Sosialisasi dan pendidikan terhadap penggunaan media teknologi mesti dilakukan, baik kepada para dosen maupun mahasiswa. Kedua unsur penting ini mesti menguasai secara sungguh platform pembelajaran daring yang digunakan.
Kendala pembelajaran daring yang biasanya dihadapi mahasiswa, seperti biaya internet maupun ketersediaan jaringan internet di tempat mahasiswa berada juga harus ditangani secara bijak. Mungkin tidak akan menjadi masalah bagi kampus yang telah membangun portal akademik yang terintregasi dengan pembelajaran daring sebelum terjadi pandemi virus korona.
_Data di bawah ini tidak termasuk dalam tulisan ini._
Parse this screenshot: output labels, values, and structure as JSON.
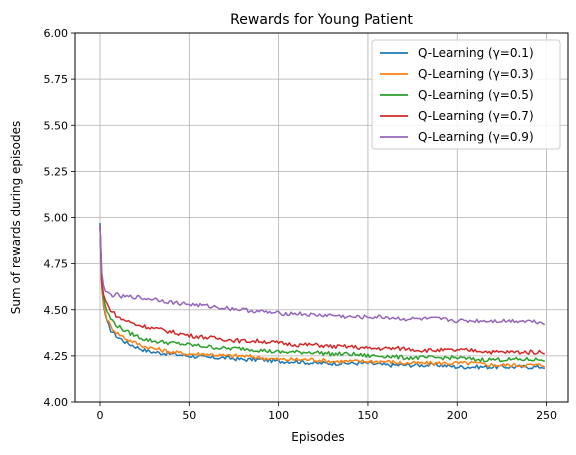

Tapi, akan bermasalah bagi kampus yang belum memiliki portal akademik. Sesungguhnya, portal akademik ini bisa dimanfaatkan sebagai media pembelajaran daring berkualitas.
Teknologi informasi dalam portal akademik ini dapat dimanfaatkan tidak hanya untuk dosen dan mahasiswa, tapi juga orangtua dan pemerintah. Kehadiran orangtua dan pemerintah hanyalah, misalnya, untuk mengontrol kualitas pembelajaran dalam sistem ini.
Untuk itu, setidaknya ada tiga hal penting yang patut diperhatikan dalam menyongsong kampus berbasis daring, yakni pertama, dosen dan mahasiswa harus meningkatkan keterampilan internet dan literasi komputer.
Kedua, dosen harus melakukan penjajaran konstruktif ulang terhadap keselarasan tiga komponen outcome based education ( OBE ), yakni (1) capaian pembelajaran, (2) aktivitas pembelajaran, dan (3) metode asesmen pembelajaran yang telah disusun dalam rencana pembelajaran semester (RPS).
Selanjutnya, perlu dilakukan pemetaan ulang capaian pembelajaran terhadap aktivitas pembelajaran, termasuk penentuan metode asesmen yang cocok bagi setiap capaian pembelajaran.
Ketiga, dosen harus menjamin kesiapan materi kuliah dengan perspektif “belajar mandiri” dalam format digital sedemikian rupa, sehingga mahasiswa mudah memahami materi kuliah.